A Mission “è tutto finto”. Intersos replica: “Accuse fatte in malafede”

Le accuse su un blog: poca trasparenza, campi profughi riprodotti in set cinematografici, ricavi non destinati alle popolazioni coinvolte.

 

ROMA – Scene realizzate in veri e propri set cinematografici, riprese effettuate in barba alle leggi locali e poi l’accusa più infamante: destinare il ricavo delle puntate non ai rifugiati ma a rimpinguare le casse delle due associazioni coinvolte, Intersos e Unhcr.

A una settimana circa dalla messa in onda riesplode la polemica su “Mission”, il docu-reality sui campi profughi in onda dal 4 dicembre su Rai Uno.

A riaprire il dibattito le rilevazioni del blog Africanvoices, che mostra in anteprima alcune scene del programma: Paola Barale, occhialoni gialli e tenuta ginnica, che cucina in quello che dovrebbe essere un campo profughi ma che sembrerebbe piuttosto un tranquillo villaggio congolese; Emanuele Filiberto Di Savoia che dipinge insieme a lei una scuola, anche questa all’interno del villaggio e infine Albano, panama bianco e sciarpa di seta, che distribuisce cibo in Giordania.

Immagini diffuse insieme ad accuse precise dall’autore del blog che scrive sotto lo pseudonimo Fulvio Beltrami (si qualifica come giornalista) e cita come fonte un operatore di Intersos coinvolto nella realizzazione del programma.

Le accuse di poca trasparenza nella gestione, riaprono così il dibattito sul più contestato programma televisivo di stampo sociale.
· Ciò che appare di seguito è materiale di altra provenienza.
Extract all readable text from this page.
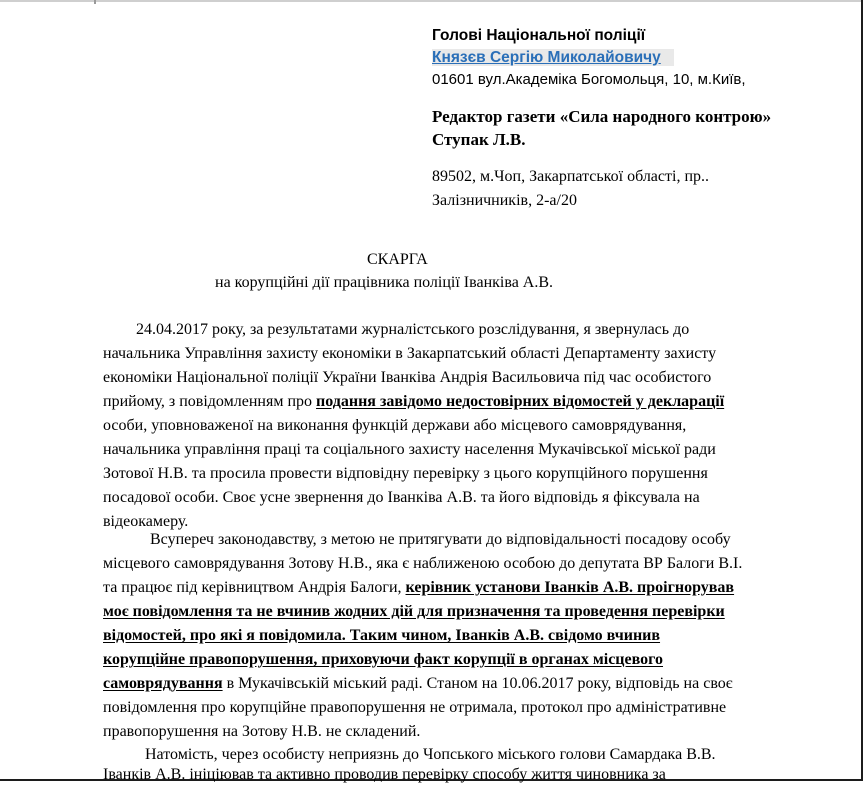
Голові Національної поліції
Князєв Сергію Миколайовичу
01601 вул.Академіка Богомольця, 10, м.Київ,
Редактор газети «Сила народного контрою»
Ступак Л.В.
89502, м.Чоп, Закарпатської області, пр..
Залізничників, 2-а/20
СКАРГА
на корупційні дії працівника поліції Іванківа А.В.
24.04.2017 року, за результатами журналістського розслідування, я звернулась до
начальника Управління захисту економіки в Закарпатський області Департаменту захисту
економіки Національної поліції України Іванківа Андрія Васильовича під час особистого
прийому, з повідомленням про подання завідомо недостовірних відомостей у декларації
особи, уповноваженої на виконання функцій держави або місцевого самоврядування,
начальника управління праці та соціального захисту населення Мукачівської міської ради
Зотової Н.В. та просила провести відповідну перевірку з цього корупційного порушення
посадової особи. Своє усне звернення до Іванківа А.В. та його відповідь я фіксувала на
відеокамеру.
Всупереч законодавству, з метою не притягувати до відповідальності посадову особу
місцевого самоврядування Зотову Н.В., яка є наближеною особою до депутата ВР Балоги В.І.
та працює під керівництвом Андрія Балоги, керівник установи Іванків А.В. проігнорував
моє повідомлення та не вчинив жодних дій для призначення та проведення перевірки
відомостей, про які я повідомила. Таким чином, Іванків А.В. свідомо вчинив
корупційне правопорушення, приховуючи факт корупції в органах місцевого
самоврядування в Мукачівській міський раді. Станом на 10.06.2017 року, відповідь на своє
повідомлення про корупційне правопорушення не отримала, протокол про адміністративне
правопорушення на Зотову Н.В. не складений.
Натомість, через особисту неприязнь до Чопського міського голови Самардака В.В.
Іванків А.В. ініціював та активно проводив перевірку способу життя чиновника за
Ma vengono tutte rinviate al mittente dal presidente di Intersos Nino Sergi, che garantisce sulla qualità e regolarità del programma e soprattutto sulla destinazione dei fondi ai paesi interessati dalle riprese: Ecuador, Mali, Giordania, Congo e Sud Sudan. E che parla di “accuse infamanti diffuse in malafede”.